As I stood there and stared at that empty hole and her silver casket, the idea that the beautiful person inside had basically seen the entire 20th century pass before her eyes - with all it's trauma's, joy's, technological breakthroughs and wonders - is actually quite incredible, we should all be so lucky to be afforded the same long life. This is a woman who saw her 20's drastically altered by the stock market crash of 1929 and the accompanying Depression that devastated so many. Then as she entered her 30's, the country was off to War in the Atlantic and Pacific. By her mid to late 40's, she would finally see a television; a medium that has completely altered the DNA of every single soul affected by it since its invention - though thankfully her character was fully formed before its soulless intrusion could alter it.
 
All I know is that my Meema was a genuinely good person. I don't say this because she was my grandmother, I say this because she was. I was very lucky to have for a grandparent an almost mythologized American idea of what a grandparent is supposed to look like and be.
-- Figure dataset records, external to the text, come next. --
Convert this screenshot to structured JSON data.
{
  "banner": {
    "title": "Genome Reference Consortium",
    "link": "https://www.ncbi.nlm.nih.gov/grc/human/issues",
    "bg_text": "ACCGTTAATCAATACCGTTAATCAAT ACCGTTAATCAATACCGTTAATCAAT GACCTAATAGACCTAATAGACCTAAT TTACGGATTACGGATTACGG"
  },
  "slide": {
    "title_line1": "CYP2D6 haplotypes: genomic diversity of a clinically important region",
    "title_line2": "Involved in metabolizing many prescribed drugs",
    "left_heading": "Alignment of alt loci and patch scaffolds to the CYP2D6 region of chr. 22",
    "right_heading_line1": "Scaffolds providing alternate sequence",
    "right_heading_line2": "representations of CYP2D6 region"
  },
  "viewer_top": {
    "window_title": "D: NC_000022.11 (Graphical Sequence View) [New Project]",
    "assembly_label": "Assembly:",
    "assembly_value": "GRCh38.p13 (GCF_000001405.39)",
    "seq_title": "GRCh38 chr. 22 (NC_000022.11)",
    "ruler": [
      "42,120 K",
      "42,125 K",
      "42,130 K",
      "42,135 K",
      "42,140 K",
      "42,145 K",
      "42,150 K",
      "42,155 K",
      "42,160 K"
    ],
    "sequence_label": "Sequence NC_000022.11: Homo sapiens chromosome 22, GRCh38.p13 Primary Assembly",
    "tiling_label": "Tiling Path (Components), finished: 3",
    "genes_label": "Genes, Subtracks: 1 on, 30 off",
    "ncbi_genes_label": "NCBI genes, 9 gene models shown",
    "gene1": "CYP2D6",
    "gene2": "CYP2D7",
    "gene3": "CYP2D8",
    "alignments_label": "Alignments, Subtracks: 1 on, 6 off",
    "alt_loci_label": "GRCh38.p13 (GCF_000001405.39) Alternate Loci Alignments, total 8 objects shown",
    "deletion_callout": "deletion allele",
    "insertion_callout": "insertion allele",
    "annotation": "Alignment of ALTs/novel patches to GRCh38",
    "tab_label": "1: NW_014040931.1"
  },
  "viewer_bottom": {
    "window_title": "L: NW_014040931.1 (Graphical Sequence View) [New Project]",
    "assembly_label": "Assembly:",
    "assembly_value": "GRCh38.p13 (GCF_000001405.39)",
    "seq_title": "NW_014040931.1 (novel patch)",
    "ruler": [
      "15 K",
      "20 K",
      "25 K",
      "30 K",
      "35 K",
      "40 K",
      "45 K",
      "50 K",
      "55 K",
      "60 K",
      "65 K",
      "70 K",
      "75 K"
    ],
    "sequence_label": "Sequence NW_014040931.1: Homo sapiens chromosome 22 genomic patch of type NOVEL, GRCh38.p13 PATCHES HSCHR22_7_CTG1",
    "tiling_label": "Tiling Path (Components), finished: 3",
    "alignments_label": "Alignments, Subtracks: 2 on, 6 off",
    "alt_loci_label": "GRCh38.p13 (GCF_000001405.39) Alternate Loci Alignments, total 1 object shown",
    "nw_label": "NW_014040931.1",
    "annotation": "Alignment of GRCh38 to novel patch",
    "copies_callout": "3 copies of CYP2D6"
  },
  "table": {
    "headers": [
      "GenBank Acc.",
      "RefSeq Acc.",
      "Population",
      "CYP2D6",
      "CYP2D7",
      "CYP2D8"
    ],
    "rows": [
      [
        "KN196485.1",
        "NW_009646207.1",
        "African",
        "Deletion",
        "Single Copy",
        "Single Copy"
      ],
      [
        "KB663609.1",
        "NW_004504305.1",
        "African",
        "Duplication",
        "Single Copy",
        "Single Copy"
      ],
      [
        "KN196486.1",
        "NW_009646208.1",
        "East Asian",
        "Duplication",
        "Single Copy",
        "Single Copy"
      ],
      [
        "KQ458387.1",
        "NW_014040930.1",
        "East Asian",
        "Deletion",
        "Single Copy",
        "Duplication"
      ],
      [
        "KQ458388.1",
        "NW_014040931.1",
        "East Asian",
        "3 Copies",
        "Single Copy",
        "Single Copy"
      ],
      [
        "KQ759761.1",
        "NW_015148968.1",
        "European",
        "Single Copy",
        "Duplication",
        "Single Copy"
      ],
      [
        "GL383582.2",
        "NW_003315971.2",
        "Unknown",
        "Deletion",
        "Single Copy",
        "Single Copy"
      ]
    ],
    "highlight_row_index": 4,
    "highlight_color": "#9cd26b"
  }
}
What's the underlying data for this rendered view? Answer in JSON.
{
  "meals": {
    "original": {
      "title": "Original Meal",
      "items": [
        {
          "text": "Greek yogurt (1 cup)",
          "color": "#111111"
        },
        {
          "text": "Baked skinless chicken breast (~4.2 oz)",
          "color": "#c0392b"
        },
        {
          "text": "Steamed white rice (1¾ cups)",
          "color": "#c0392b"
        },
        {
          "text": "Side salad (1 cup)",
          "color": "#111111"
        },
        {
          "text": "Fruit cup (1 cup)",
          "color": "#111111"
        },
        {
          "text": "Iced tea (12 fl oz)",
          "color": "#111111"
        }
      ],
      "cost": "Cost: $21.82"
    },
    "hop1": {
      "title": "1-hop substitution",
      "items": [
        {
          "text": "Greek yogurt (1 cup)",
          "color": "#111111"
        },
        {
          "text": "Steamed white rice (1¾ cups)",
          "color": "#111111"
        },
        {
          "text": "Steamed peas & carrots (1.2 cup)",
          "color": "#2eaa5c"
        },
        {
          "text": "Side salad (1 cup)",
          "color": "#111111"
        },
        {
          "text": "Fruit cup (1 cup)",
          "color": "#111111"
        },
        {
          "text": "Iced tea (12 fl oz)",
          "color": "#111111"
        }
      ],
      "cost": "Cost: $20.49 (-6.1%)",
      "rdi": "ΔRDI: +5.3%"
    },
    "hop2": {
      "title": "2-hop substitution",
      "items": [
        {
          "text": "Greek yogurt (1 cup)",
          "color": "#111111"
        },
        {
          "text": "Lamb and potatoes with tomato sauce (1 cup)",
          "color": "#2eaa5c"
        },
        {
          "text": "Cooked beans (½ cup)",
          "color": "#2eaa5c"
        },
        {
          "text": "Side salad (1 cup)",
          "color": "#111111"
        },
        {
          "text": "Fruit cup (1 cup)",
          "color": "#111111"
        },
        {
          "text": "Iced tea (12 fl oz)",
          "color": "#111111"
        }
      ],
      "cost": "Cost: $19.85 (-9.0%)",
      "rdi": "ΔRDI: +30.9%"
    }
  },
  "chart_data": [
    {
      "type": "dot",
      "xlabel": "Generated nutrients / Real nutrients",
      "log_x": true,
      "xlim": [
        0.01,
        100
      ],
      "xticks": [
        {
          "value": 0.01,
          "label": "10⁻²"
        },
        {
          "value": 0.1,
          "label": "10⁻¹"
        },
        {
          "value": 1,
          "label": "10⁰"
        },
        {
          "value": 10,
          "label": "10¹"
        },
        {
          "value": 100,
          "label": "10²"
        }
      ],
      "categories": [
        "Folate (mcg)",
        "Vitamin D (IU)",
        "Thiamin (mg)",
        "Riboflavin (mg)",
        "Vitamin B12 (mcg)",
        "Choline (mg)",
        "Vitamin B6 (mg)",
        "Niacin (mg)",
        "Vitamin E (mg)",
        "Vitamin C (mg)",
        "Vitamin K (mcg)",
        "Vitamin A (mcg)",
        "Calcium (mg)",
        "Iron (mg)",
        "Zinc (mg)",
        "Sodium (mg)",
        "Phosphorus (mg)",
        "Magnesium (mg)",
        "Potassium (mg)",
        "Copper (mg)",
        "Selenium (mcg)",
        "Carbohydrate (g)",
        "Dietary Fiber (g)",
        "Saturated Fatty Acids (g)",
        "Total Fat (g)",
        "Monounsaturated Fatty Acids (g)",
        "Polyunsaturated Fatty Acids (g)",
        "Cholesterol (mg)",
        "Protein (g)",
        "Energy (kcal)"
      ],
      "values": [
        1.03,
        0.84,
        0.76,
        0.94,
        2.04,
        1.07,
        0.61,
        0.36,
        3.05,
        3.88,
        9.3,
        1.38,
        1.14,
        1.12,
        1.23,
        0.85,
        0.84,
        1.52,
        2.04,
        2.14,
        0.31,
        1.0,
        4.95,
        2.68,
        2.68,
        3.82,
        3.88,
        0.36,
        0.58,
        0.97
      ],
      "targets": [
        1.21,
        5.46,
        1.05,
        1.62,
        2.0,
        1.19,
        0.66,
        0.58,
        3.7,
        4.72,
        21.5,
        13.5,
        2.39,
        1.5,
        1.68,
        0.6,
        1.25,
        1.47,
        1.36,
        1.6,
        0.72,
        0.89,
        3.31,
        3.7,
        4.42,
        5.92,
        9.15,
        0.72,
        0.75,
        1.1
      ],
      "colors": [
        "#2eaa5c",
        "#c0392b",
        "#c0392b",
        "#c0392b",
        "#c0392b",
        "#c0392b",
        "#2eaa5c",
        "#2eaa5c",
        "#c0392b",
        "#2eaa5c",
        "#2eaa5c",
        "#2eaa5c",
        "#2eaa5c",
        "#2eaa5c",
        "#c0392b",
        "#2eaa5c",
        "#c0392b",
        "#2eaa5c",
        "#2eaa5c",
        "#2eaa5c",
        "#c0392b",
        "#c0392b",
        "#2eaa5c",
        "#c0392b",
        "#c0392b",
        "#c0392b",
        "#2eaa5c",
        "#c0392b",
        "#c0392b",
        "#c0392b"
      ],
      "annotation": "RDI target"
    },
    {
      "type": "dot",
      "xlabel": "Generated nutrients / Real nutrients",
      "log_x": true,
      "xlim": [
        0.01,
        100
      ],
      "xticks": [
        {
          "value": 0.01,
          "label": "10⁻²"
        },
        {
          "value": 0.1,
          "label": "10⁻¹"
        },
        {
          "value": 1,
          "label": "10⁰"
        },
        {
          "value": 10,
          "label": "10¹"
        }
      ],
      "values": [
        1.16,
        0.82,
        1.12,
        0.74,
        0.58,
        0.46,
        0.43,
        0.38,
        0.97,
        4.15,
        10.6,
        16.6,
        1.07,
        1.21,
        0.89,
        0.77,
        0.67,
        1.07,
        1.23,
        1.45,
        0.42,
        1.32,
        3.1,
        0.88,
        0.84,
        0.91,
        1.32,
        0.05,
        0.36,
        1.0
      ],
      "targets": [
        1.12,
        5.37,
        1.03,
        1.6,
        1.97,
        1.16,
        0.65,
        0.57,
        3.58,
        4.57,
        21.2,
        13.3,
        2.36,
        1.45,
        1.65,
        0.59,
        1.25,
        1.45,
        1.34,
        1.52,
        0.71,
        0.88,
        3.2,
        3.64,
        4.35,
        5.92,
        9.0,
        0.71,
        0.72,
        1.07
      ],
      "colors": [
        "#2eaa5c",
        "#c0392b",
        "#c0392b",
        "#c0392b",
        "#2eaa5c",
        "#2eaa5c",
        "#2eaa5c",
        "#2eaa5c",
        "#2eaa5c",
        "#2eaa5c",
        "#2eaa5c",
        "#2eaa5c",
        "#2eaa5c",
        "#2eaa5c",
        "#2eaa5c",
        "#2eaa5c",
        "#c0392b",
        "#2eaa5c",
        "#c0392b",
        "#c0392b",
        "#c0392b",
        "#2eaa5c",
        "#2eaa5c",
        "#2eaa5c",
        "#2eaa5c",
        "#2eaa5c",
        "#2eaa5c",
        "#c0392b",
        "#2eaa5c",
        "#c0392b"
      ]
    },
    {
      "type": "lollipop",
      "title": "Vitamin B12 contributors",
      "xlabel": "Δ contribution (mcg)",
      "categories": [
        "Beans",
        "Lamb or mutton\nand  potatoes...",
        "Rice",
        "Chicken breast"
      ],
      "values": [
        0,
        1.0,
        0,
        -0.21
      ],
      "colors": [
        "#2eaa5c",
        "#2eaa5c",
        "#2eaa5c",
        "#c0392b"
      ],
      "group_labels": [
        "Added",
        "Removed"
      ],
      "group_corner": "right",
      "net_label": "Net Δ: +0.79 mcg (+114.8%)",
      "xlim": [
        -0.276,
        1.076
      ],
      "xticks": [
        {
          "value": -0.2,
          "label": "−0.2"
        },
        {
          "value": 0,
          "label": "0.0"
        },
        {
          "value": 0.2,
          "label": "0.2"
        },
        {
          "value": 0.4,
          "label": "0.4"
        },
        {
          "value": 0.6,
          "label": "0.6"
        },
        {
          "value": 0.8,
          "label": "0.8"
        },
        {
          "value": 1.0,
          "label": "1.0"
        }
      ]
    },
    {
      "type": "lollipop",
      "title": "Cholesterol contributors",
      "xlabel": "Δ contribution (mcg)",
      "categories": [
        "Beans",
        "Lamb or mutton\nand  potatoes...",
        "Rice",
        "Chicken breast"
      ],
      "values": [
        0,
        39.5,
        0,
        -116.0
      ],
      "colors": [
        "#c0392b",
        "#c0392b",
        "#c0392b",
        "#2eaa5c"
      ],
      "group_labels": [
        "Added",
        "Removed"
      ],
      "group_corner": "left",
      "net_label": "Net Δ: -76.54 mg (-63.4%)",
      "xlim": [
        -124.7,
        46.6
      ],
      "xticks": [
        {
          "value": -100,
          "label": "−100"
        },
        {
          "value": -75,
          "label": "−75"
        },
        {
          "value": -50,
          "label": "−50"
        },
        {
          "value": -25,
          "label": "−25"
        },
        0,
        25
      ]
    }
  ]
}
Childhood summers in the wiregrass country of rural south Georgia visiting my grandparents were a time of real wonder for me. Fishing with bamboo poles out of country ponds for catfish and perch pretending I was Huck Finn; playing with and naming the piglets on the farm (who would grow to be hogs and then our breakfast); eating Meema's homemade flat cornbread and her chicken & dumplings (the best); the endless exploration of tea stained creeks looking under rocks for frogs, snakes and crayfish; scarfing hot boiled peanuts bought from roadside stands by the bucket; sitting on my Popeye's lap and steering his old tractor and beat up red pickup down sandy country roads; the trips into the Okefenokee swamp, the Sewannee, Ocmulgee and Satilla rivers in Popeye's old flat bottom john boat, the one with the sputtering little outboard excited the adventurer in me; the walks into town for errands that always ended with an ice cold bottle of coca-cola (in a real bottle) and all that scorching hot south Georgia weather as the noon sun beat down on my blond head like a mallet pounding dough.
 
My Meema really, really loved me, and in this life, losing a link in that chain of love can tear at the soft fabric of the heart. For no matter where I was in the world, no matter what I was doing, no matter how deep into the dark recesses and dirty corners of existence that I found myself wedged in, I always knew that down there amongst the tall pines of south Georgia, there was one little woman who was praying for me (and whether I believe in what she believed does not really matter as the energy of the universal spirit is enveloping and transcends dogma) and perhaps because of this I was able (up to this point at least) to somehow come out OK, with only a few psychic cuts and bruises to show for my battles waged.
 
I will miss my Meema. I loved her very much. I do hope she found what she was looking for and something tells me she has.